Speaking of Spark, we are glad to report that es-hadoop is now officially certified for CDH 5.1 (in addition to CDH 5.0) this time including the Spark category. We are tracking our releases to Hadoop's releases to make sure our product evolves in step with its ecosystem, giving our users peace of mind knowing that es-hadoop will simply work out of the box.

Apache Storm Integration

2.1 Beta2 makes Apache Storm a first class citizen. (And, by the way, congrats to the Storm team for graduating to a top level project) in the Apache incubator. es-hadoop brings real-time search and analytics to Storm's stream data processing platform through dedicated native Bolt and Spout implementation to ingest data and fan-out queries from and to Storm topologies.

To index data to Elasticsearch simply use EsBolt:

TopologyBuilder builder = new TopologyBuilder();
builder.setBolt("esBolt", new EsBolt("twitter/tweets"));

Executing queries in Elasticsearch for Storm is yet another one-liner:

TopologyBuilder builder = new TopologyBuilder();
builder.setSpout("es-spout", new EsSpout("twitter/tweets", "?q=nfl*), 5);
builder.setBolt("bolt", new PrinterBolt()).shuffleGrouping("es-spout");

That's it!

Under the covers, es-hadoop uses its parallelized infrastructure to map the Spout and Bolt instances across the index shards for what we call partition-to-partition architecture.

Low-latency/high-performance patterns like micro-batching and tick-tuples are supported to provide excellent through-put out of the box and closely integrate the real-time capabilities of Storm and Elasticsearch.

Elasticsearch 1.4 Repository Support

Elasticsearch 1.4 Beta 1 was released last week bringing significant enhancements especially in resilience area.
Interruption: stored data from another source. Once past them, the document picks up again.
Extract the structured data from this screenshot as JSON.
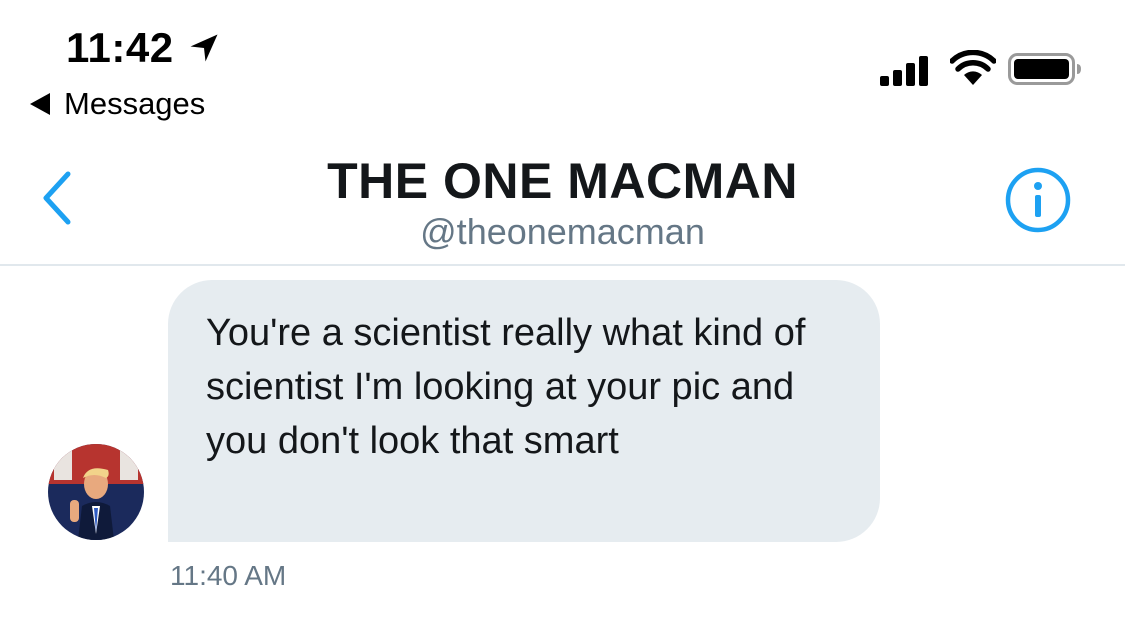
{
  "status_bar": {
    "time": "11:42",
    "back_app_label": "Messages",
    "icons": [
      "location-arrow-icon",
      "signal-icon",
      "wifi-icon",
      "battery-icon"
    ]
  },
  "header": {
    "title": "THE ONE MACMAN",
    "handle": "@theonemacman",
    "back_icon": "chevron-left-icon",
    "info_icon": "info-icon"
  },
  "conversation": {
    "message": {
      "text": "You're a scientist really what kind of scientist I'm looking at your pic and you don't look that smart",
      "timestamp": "11:40 AM"
    }
  },
  "colors": {
    "accent": "#1da1f2",
    "bubble_bg": "#e6ecf0",
    "secondary_text": "#657786",
    "divider": "#e1e8ed"
  }
}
Among them, the snapshot and restore infrastructure has been revisited, with the new version supported by 2.1 Beta 2. (For Elasticsearch 1.0 – 1.3 please use es-hadoop 2.0.x.)
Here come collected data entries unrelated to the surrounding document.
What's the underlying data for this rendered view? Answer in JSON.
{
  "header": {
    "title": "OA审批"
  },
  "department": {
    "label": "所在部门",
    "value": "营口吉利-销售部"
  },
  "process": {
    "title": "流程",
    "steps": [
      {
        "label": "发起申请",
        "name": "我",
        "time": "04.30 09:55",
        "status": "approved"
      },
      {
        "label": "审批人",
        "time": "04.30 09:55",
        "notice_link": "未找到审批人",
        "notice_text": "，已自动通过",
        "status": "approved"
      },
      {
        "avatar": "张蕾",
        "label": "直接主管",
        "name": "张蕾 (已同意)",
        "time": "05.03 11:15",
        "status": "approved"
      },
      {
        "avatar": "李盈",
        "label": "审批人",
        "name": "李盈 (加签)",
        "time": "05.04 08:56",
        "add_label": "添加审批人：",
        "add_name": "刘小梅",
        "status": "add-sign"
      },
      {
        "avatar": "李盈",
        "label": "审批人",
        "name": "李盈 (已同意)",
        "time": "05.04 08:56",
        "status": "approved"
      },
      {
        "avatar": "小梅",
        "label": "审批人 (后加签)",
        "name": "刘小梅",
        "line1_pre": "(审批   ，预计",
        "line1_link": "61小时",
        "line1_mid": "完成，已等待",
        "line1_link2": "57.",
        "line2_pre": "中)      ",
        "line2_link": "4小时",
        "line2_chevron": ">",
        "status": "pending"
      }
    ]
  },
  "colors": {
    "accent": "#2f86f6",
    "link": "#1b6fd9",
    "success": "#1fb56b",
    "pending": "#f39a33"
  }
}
Elasticsearch Comes to NYC

If you happen to be in NYC next week and are interested in Elasticsearch, we'd love to talk to you!
Join us for the meetup (please RSVP – seats are limited) on Oct 15th at Twitter or if you are attending Strata NYC please pass by our booth. Many thanks to Twitter for hosting us!

We look forward to your feedback on 2.1.Beta2 – you can find the binaries are available on the download page and the new features explained in the reference documentation. As always, you can file bugs or feature requests on GitHub.